Using OAuth authorization code flow to get moderators of a channel

I already fetched datas from a few endpoints (Get Streams, Get Channels) and it works perfectly,

But now I want to get the moderators of a channel (docs https://dev.twitch.tv/docs/api/reference#get-moderators, and I need to use the OAuth authorization code flow (docs https://dev.twitch.tv/docs/authentication/getting-tokens-oauth#oauth-authorization-code-flow),

I understand how to do it and it works (the popup where the user accepts the permission), but does the user needs to get the popup everytime he goes on the page that fetchs moderators datas ? Is there not another way ?

Normally, you would ask permission from the broadcaster once, then store the keys in a database.

Then use the keys in the database until those keys (and the refresh token dies)

You can gate access to your site however you want. but yes if you are using Twitch Auth, to log a user into yoru site to then use that site to view the moderators, then you’ll probably need to go thru the oAuth flow.
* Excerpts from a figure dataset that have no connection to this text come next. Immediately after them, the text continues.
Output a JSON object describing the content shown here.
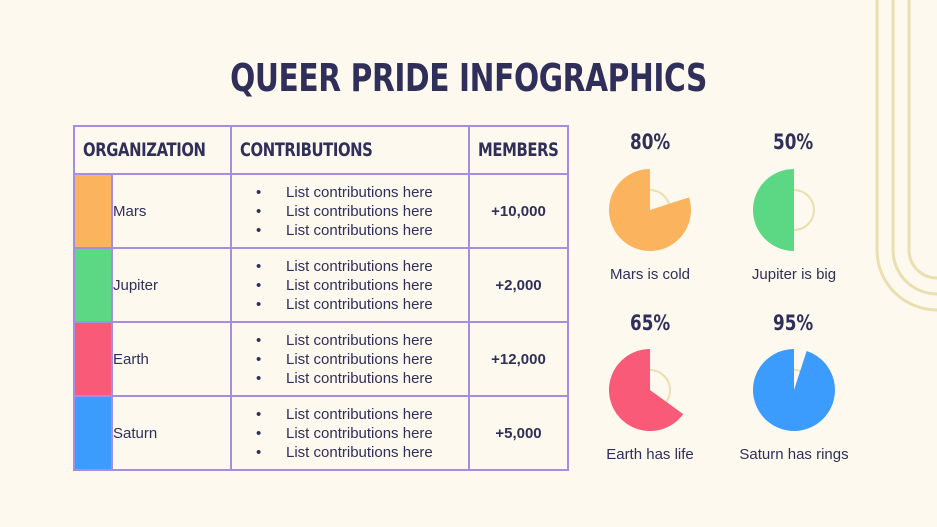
{
  "title": "QUEER PRIDE INFOGRAPHICS",
  "table": {
    "headers": [
      "ORGANIZATION",
      "CONTRIBUTIONS",
      "MEMBERS"
    ],
    "rows": [
      {
        "name": "Mars",
        "color": "#fbb35e",
        "contributions": [
          "List contributions here",
          "List contributions here",
          "List contributions here"
        ],
        "members": "+10,000"
      },
      {
        "name": "Jupiter",
        "color": "#5cd784",
        "contributions": [
          "List contributions here",
          "List contributions here",
          "List contributions here"
        ],
        "members": "+2,000"
      },
      {
        "name": "Earth",
        "color": "#f85a77",
        "contributions": [
          "List contributions here",
          "List contributions here",
          "List contributions here"
        ],
        "members": "+12,000"
      },
      {
        "name": "Saturn",
        "color": "#3c9cfd",
        "contributions": [
          "List contributions here",
          "List contributions here",
          "List contributions here"
        ],
        "members": "+5,000"
      }
    ]
  },
  "charts": [
    {
      "percent_label": "80%",
      "value": 80,
      "caption": "Mars is cold",
      "color": "#fbb35e"
    },
    {
      "percent_label": "50%",
      "value": 50,
      "caption": "Jupiter is big",
      "color": "#5cd784"
    },
    {
      "percent_label": "65%",
      "value": 65,
      "caption": "Earth has life",
      "color": "#f85a77"
    },
    {
      "percent_label": "95%",
      "value": 95,
      "caption": "Saturn has rings",
      "color": "#3c9cfd"
    }
  ],
  "colors": {
    "background": "#fdf9ee",
    "text": "#2f2f5a",
    "table_border": "#a58ee0",
    "decoration": "#e9dfb0"
  }
}
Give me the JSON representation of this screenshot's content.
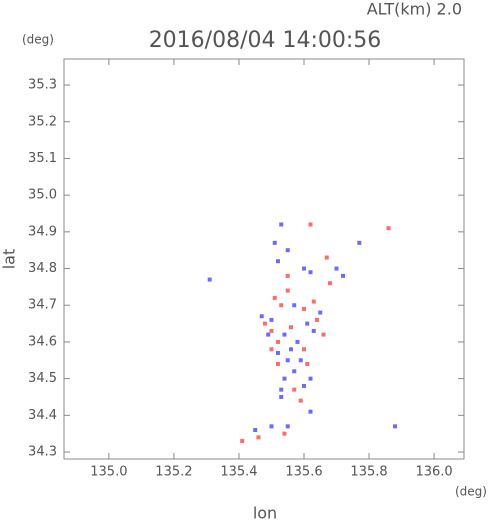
{
  "chart_data": {
    "type": "scatter",
    "title": "2016/08/04 14:00:56",
    "subtitle": "ALT(km) 2.0",
    "x_label": "lon",
    "y_label": "lat",
    "x_unit": "(deg)",
    "y_unit": "(deg)",
    "xlim": [
      134.862,
      136.092
    ],
    "ylim": [
      34.281,
      35.371
    ],
    "xticks": [
      {
        "value": 135.0,
        "label": "135.0"
      },
      135.2,
      135.4,
      135.6,
      135.8,
      {
        "value": 136.0,
        "label": "136.0"
      }
    ],
    "yticks": [
      34.3,
      34.4,
      34.5,
      34.6,
      34.7,
      34.8,
      34.9,
      {
        "value": 35.0,
        "label": "35.0"
      },
      35.1,
      35.2,
      35.3
    ],
    "series": [
      {
        "color": "#6b6bff",
        "x": [
          135.53,
          135.51,
          135.55,
          135.52,
          135.6,
          135.62,
          135.7,
          135.72,
          135.77,
          135.31,
          135.47,
          135.5,
          135.54,
          135.56,
          135.58,
          135.55,
          135.57,
          135.54,
          135.53,
          135.53,
          135.6,
          135.61,
          135.63,
          135.65,
          135.52,
          135.59,
          135.62,
          135.45,
          135.5,
          135.55,
          135.88,
          135.62,
          135.57,
          135.49
        ],
        "y": [
          34.92,
          34.87,
          34.85,
          34.82,
          34.8,
          34.79,
          34.8,
          34.78,
          34.87,
          34.77,
          34.67,
          34.66,
          34.62,
          34.58,
          34.6,
          34.55,
          34.52,
          34.5,
          34.47,
          34.45,
          34.48,
          34.65,
          34.63,
          34.68,
          34.57,
          34.55,
          34.5,
          34.36,
          34.37,
          34.37,
          34.37,
          34.41,
          34.7,
          34.62
        ]
      },
      {
        "color": "#ff6b6b",
        "x": [
          135.62,
          135.86,
          135.55,
          135.67,
          135.51,
          135.53,
          135.55,
          135.48,
          135.5,
          135.52,
          135.56,
          135.6,
          135.63,
          135.64,
          135.6,
          135.52,
          135.57,
          135.59,
          135.41,
          135.54,
          135.46,
          135.66,
          135.5,
          135.68,
          135.61
        ],
        "y": [
          34.92,
          34.91,
          34.78,
          34.83,
          34.72,
          34.7,
          34.74,
          34.65,
          34.63,
          34.6,
          34.64,
          34.69,
          34.71,
          34.66,
          34.58,
          34.54,
          34.47,
          34.44,
          34.33,
          34.35,
          34.34,
          34.62,
          34.58,
          34.76,
          34.54
        ]
      }
    ]
  }
}
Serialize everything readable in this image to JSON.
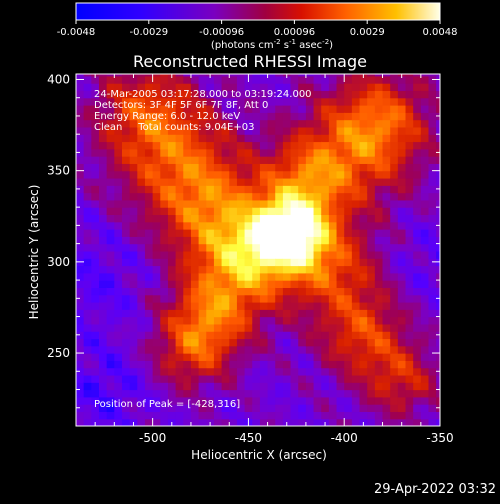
{
  "colorbar": {
    "ticks": [
      "-0.0048",
      "-0.0029",
      "-0.00096",
      "0.00096",
      "0.0029",
      "0.0048"
    ],
    "units_prefix": "(photons cm",
    "units_exp1": "-2",
    "units_mid": " s",
    "units_exp2": "-1",
    "units_mid2": " asec",
    "units_exp3": "-2",
    "units_suffix": ")"
  },
  "chart_data": {
    "type": "heatmap",
    "title": "Reconstructed RHESSI Image",
    "xlabel": "Heliocentric X (arcsec)",
    "ylabel": "Heliocentric Y (arcsec)",
    "xlim": [
      -540,
      -350
    ],
    "ylim": [
      210,
      403
    ],
    "x_ticks": [
      "-500",
      "-450",
      "-400",
      "-350"
    ],
    "y_ticks": [
      "400",
      "350",
      "300",
      "250"
    ],
    "x_tick_values": [
      -500,
      -450,
      -400,
      -350
    ],
    "y_tick_values": [
      400,
      350,
      300,
      250
    ],
    "colormap": [
      "#0000ff",
      "#5500ff",
      "#7a00c8",
      "#a00050",
      "#d82000",
      "#ff5a00",
      "#ffb000",
      "#ffff40",
      "#ffffff"
    ],
    "value_range": [
      -0.0048,
      0.0048
    ],
    "peak": [
      -428,
      316
    ],
    "annotations": [
      "24-Mar-2005 03:17:28.000 to 03:19:24.000",
      "Detectors: 3F 4F 5F 6F 7F 8F, Att 0",
      "Energy Range: 6.0 - 12.0 keV",
      "Clean     Total counts: 9.04E+03"
    ],
    "peak_label": "Position of Peak = [-428,316]"
  },
  "footer": {
    "timestamp": "29-Apr-2022 03:32"
  }
}
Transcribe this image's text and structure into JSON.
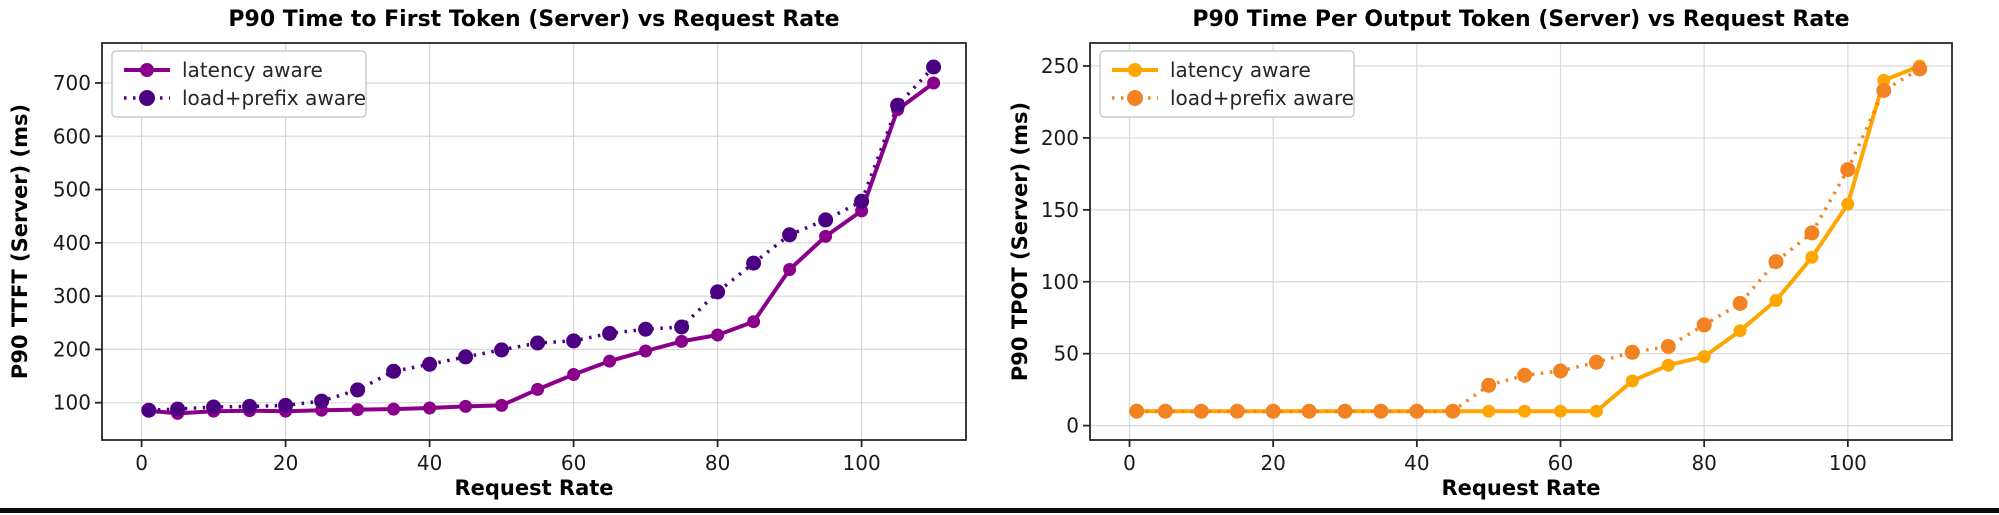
{
  "page": {
    "background": "#ffffff",
    "divider_color": "#0c0c0c"
  },
  "chart_data": [
    {
      "type": "line",
      "title": "P90 Time to First Token (Server) vs Request Rate",
      "xlabel": "Request Rate",
      "ylabel": "P90 TTFT (Server) (ms)",
      "xlim": [
        -5.5,
        114.5
      ],
      "ylim": [
        30,
        775
      ],
      "xticks": [
        0,
        20,
        40,
        60,
        80,
        100
      ],
      "yticks": [
        100,
        200,
        300,
        400,
        500,
        600,
        700
      ],
      "grid": true,
      "legend_position": "upper-left",
      "x": [
        1,
        5,
        10,
        15,
        20,
        25,
        30,
        35,
        40,
        45,
        50,
        55,
        60,
        65,
        70,
        75,
        80,
        85,
        90,
        95,
        100,
        105,
        110
      ],
      "series": [
        {
          "name": "latency aware",
          "style": "solid",
          "color": "#8B008B",
          "values": [
            85,
            80,
            84,
            85,
            84,
            86,
            87,
            88,
            90,
            93,
            95,
            125,
            153,
            178,
            197,
            215,
            227,
            252,
            350,
            412,
            460,
            650,
            700
          ]
        },
        {
          "name": "load+prefix aware",
          "style": "dotted",
          "color": "#4B0082",
          "values": [
            86,
            88,
            92,
            93,
            95,
            103,
            124,
            159,
            172,
            186,
            199,
            212,
            216,
            230,
            238,
            242,
            308,
            362,
            415,
            443,
            478,
            658,
            730
          ]
        }
      ]
    },
    {
      "type": "line",
      "title": "P90 Time Per Output Token (Server) vs Request Rate",
      "xlabel": "Request Rate",
      "ylabel": "P90 TPOT (Server) (ms)",
      "xlim": [
        -5.5,
        114.5
      ],
      "ylim": [
        -10,
        266
      ],
      "xticks": [
        0,
        20,
        40,
        60,
        80,
        100
      ],
      "yticks": [
        0,
        50,
        100,
        150,
        200,
        250
      ],
      "grid": true,
      "legend_position": "upper-left",
      "x": [
        1,
        5,
        10,
        15,
        20,
        25,
        30,
        35,
        40,
        45,
        50,
        55,
        60,
        65,
        70,
        75,
        80,
        85,
        90,
        95,
        100,
        105,
        110
      ],
      "series": [
        {
          "name": "latency aware",
          "style": "solid",
          "color": "#FFA500",
          "values": [
            10,
            10,
            10,
            10,
            10,
            10,
            10,
            10,
            10,
            10,
            10,
            10,
            10,
            10,
            31,
            42,
            48,
            66,
            87,
            117,
            154,
            240,
            250
          ]
        },
        {
          "name": "load+prefix aware",
          "style": "dotted",
          "color": "#F28322",
          "values": [
            10,
            10,
            10,
            10,
            10,
            10,
            10,
            10,
            10,
            10,
            28,
            35,
            38,
            44,
            51,
            55,
            70,
            85,
            114,
            134,
            178,
            233,
            248
          ]
        }
      ]
    }
  ]
}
With force_verify off you won’t get a accept dialog (but stil need to run thru the flow)

So it really depends here what you are actually doing with would allow us to suggest what to do.

TLDR: if your site uses Twitch to login to the site, then you’ll need to authenticate/oAuth whenever the session is no longer valid.

I would like to avoid using a database, do you think when I get the code in the URL after the user got redirected with the popup, I can put the code from the query in URL in localStorage and encode it until it expires ?

And then everytime the user comes in the page that fetches data, if the token has expired, I redirect him to the twitch popup, else I do the request with the token in localStorage

If you encode it, how do you use it? As if it’s encoded then you have to be able to decode it to use it.

Then every time you want to look at the moderator list you’d have to load from the API. Which can introduce latest on duplicate loads.
Generally, depending on why you need this, you’d load once from the API then use EventSub to track moderator add/remove (and periodically full recache fro mthe API)

When using oAuth the ?code is a one use code that is used to exchange for an access token, so storing the code is useless.

However, yes you can store the generated access token (if using regular oAuth), of the returned #access_token in local storage if you want, and then use that until it expires, that is a form of ssession management that would work.

It’s also perfectly valid to store the users own token on their own machine.

Ok, I’m gonna try a few things, and about the ?code in the URL, I can remove it from the URL when the user gets redirected ? Because I find it ugly to have this long URL everytime the user comes in this page

Sure, after getting the ?code and exchanging the code for an access token, store the access token in local storage then redirect to your home page/whever you want.

1 Like

This topic was automatically closed 30 days after the last reply. New replies are no longer allowed.